Decir que la robótica es un tema del futuro es una prueba fehaciente de miopía. Los robots están entrado por nuestras puertas, ventanas, cerraduras, y es inevitable que así sea. Desde lavarropas hasta los vehículos espaciales utilizan tecnologías muy vinculadas con la disciplina. Seguramente, comenzaron con investigaciones que en ese momento parecían desconectadas de la realidad (vieja excusa que utilizamos para aquellos que entran en nuestros laboratorios y nos preguntan ¿y eso que hace para qué sirve?). Es por eso que después de algunos años de investigación sobre este tema, y luego de escribir algunos artículos inentendibles, tuvimos ganas de abrir el juego. 
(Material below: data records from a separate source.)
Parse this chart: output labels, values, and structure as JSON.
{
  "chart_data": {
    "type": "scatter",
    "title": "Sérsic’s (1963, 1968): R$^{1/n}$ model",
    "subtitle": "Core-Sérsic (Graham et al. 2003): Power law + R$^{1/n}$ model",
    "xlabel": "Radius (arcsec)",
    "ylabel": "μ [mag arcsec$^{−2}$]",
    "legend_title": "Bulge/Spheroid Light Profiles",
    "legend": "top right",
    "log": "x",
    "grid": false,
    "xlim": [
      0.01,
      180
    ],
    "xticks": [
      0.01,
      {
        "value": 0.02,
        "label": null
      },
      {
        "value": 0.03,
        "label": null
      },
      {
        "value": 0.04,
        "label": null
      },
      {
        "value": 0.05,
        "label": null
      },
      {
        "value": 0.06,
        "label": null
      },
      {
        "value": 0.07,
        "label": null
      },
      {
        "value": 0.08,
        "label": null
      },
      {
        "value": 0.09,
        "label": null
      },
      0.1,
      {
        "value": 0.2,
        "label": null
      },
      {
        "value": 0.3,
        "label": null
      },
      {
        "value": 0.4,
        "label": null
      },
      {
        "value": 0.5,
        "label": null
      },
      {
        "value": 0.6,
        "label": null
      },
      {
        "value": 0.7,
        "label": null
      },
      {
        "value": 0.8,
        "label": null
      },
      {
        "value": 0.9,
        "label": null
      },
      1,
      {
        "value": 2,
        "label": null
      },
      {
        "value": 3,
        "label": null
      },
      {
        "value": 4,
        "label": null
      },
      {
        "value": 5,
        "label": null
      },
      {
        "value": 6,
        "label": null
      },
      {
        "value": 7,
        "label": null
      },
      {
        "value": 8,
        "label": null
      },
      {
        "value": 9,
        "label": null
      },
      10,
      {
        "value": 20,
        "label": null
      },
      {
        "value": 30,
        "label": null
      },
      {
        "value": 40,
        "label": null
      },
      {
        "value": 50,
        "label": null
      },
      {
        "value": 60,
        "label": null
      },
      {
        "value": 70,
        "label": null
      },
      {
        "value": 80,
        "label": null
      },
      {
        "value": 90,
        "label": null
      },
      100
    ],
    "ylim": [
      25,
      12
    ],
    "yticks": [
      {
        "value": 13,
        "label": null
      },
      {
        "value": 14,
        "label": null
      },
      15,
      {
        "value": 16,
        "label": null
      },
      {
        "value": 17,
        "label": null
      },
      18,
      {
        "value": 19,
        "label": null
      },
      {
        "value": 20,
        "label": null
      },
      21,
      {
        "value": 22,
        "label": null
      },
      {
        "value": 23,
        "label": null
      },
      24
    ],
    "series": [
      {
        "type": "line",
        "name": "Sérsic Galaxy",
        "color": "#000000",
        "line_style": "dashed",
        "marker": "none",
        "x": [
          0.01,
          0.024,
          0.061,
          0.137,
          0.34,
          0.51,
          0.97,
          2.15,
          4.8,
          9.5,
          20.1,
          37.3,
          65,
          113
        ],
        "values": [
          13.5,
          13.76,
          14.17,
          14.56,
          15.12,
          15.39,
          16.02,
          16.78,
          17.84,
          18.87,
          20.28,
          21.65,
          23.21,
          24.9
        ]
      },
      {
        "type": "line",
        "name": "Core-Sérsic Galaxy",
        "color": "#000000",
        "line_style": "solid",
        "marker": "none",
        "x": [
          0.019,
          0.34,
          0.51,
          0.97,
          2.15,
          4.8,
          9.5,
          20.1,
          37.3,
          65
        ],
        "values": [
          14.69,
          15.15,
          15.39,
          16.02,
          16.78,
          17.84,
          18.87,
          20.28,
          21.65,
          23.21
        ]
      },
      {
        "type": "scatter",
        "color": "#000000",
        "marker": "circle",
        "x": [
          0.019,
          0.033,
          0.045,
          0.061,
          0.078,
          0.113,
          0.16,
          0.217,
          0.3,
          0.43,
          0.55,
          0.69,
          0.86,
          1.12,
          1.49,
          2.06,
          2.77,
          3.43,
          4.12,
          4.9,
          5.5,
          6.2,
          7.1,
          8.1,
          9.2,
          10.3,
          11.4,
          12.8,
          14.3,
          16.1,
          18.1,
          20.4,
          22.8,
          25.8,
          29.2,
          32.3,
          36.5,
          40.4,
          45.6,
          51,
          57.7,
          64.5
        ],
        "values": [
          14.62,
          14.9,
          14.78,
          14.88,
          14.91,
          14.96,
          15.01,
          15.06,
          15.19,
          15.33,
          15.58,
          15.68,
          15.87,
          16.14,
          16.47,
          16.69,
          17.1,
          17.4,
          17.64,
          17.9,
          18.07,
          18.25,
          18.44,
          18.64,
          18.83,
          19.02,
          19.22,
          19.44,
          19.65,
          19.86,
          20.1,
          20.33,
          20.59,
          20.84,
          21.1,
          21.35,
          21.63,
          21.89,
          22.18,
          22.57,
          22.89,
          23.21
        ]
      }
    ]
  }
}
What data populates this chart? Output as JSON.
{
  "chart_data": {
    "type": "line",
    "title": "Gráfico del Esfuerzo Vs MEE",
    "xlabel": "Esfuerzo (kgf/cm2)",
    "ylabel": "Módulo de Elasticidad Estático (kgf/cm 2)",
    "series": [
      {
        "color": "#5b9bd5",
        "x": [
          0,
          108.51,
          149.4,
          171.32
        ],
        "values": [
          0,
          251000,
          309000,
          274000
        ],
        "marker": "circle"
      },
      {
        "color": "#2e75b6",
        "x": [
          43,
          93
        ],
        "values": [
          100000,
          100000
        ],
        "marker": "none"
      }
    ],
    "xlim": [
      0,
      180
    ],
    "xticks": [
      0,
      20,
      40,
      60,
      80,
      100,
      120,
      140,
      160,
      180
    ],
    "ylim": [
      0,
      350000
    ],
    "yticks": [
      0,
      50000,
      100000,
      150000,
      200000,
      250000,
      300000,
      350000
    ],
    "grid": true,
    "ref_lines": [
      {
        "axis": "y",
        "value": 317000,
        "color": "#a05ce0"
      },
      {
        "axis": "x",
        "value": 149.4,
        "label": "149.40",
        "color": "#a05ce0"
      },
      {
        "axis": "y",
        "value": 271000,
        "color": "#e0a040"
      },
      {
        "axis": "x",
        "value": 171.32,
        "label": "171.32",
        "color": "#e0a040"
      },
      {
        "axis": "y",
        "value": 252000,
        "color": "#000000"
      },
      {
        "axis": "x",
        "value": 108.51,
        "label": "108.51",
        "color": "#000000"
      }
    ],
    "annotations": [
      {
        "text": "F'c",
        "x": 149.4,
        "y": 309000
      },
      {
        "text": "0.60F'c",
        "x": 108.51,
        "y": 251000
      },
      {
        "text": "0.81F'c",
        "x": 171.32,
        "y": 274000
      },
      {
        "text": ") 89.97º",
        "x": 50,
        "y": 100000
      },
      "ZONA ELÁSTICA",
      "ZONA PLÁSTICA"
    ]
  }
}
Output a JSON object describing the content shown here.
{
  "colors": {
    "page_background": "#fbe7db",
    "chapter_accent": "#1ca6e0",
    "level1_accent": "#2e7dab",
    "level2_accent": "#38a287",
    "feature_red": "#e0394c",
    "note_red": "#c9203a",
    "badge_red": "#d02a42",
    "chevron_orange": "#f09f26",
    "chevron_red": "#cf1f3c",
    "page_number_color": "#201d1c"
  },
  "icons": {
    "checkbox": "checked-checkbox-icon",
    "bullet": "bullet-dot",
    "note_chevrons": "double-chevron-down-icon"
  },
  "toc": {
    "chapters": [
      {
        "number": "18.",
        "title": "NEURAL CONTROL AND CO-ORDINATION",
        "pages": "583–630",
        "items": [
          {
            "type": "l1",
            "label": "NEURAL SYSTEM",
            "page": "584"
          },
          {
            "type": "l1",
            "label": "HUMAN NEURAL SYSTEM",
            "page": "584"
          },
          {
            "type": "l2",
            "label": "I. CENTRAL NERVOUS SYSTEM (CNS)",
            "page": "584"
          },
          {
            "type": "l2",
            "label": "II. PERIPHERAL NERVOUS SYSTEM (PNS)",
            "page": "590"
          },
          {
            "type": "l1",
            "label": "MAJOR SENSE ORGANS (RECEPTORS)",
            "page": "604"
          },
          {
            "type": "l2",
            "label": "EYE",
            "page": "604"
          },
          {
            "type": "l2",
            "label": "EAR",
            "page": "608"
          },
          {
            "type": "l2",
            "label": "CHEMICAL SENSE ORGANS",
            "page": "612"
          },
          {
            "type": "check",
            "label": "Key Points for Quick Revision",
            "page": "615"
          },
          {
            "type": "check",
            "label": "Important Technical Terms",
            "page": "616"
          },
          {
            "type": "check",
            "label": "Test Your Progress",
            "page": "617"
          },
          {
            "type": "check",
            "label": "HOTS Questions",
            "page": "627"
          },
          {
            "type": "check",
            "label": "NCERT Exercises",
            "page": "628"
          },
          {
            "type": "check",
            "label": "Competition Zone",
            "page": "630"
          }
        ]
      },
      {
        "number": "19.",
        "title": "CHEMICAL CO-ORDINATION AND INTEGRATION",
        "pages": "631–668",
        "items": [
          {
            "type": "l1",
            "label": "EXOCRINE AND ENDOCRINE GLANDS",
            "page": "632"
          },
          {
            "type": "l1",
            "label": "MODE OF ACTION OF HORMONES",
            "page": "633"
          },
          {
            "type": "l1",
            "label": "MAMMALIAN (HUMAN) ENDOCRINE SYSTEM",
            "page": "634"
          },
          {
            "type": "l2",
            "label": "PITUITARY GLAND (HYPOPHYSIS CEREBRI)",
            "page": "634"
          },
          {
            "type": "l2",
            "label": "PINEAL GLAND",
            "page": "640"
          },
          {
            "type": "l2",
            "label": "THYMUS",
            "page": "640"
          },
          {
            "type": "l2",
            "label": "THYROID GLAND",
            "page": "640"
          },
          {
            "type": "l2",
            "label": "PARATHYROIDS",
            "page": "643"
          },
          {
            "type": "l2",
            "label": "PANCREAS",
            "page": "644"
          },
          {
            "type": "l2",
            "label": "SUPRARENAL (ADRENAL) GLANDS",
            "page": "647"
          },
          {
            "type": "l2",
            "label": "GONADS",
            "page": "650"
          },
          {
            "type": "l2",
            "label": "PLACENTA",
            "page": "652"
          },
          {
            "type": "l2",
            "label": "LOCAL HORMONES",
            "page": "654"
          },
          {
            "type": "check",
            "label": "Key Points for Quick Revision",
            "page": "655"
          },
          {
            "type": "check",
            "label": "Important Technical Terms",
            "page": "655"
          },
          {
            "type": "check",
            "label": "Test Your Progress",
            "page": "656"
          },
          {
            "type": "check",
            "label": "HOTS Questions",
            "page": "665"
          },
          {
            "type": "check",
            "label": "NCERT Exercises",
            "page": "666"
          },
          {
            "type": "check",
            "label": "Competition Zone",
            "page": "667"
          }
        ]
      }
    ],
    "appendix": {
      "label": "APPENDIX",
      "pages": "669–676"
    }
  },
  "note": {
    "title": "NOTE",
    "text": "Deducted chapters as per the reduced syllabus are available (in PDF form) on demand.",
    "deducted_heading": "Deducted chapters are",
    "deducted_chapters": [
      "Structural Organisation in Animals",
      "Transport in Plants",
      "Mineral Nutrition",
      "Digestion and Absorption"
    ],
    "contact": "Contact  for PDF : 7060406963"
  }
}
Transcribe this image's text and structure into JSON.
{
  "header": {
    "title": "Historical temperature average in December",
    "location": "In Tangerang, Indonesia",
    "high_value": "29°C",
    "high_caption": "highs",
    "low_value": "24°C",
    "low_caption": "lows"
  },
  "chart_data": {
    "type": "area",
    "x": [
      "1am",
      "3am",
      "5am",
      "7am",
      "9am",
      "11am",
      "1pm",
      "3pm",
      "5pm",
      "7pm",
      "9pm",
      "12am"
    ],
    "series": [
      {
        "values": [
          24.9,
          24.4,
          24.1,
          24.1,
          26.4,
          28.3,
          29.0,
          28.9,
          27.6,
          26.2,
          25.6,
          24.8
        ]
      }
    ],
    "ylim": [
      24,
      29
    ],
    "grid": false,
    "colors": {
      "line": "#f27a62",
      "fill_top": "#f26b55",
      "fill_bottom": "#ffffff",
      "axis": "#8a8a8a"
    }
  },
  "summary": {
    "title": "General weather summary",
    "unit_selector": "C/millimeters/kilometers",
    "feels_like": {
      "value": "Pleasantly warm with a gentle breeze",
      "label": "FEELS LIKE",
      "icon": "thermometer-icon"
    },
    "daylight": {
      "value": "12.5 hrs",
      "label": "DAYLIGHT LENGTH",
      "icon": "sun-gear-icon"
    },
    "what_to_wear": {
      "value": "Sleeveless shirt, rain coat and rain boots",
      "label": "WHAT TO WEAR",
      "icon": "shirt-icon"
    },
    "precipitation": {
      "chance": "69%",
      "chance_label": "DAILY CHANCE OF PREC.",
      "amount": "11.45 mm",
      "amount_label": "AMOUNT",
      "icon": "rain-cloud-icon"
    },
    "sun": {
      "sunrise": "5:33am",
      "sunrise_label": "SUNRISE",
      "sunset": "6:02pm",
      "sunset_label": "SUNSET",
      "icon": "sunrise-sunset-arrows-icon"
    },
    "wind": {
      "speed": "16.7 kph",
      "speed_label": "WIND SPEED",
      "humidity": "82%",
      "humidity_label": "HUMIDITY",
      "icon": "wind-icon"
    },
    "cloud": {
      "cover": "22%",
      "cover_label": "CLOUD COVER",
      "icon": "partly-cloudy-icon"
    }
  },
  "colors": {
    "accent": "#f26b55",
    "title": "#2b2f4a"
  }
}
Mi relación con la robótica comenzó desde el ámbito educativo como un recurso concreto y tangible para enseñarles programación a jóvenes entre 13 y 17 años. En mi experiencia como docente de programación había llegado a una conclusión terrible: cuando enseñamos a programar, dentro del aula tenemos dos grupos de alumnos. Los que entienden todo sin que se les explique demasiado porque tienen una suerte de gen del programador y, con sólo recibir un par de ideas y algunos apuntes, al cabo de un mes regresaban con un sistema de control de centrales termonucleares. Y el otro conjunto de alumnos, más abultado, que a pesar de todos los recursos, inventos y triquiñuelas didácticas, no lograban superar el "HOLA MUNDO". Por lo tanto, mi tarea como docente era inútil en los dos casos: el primer grupo, porque no me necesitaban, y en el segundo, porque no les podía aportar cosas nuevas. En ese momento comencé a buscar algún mecanismo para que nadie se diera cuenta de esto y, a continuación, un recurso que permitiera mejorar la enseña de programación. Allí me crucé con los robots y con los entornos de objetos. Con el primer tema me casé y con el segundo tengo una relación de amante que espero oficializar en otro momento.

La robótica me ha dado inmensas satisfacciones, me ha permitido viajar a lugares que nunca creí que iba a conocer y ha pagado alguna que otra comida mía y de mi familia. Pero ante todo, me ha brindado la posibilidad de sorprenderme día tras día. Siempre hay algo nuevo, siempre hay otro desafió. Espero que en esta serie de artículos sirva como un punto de partida sencillo para viajar a obras mucho más completas que nos regalarán experiencias maravillosas.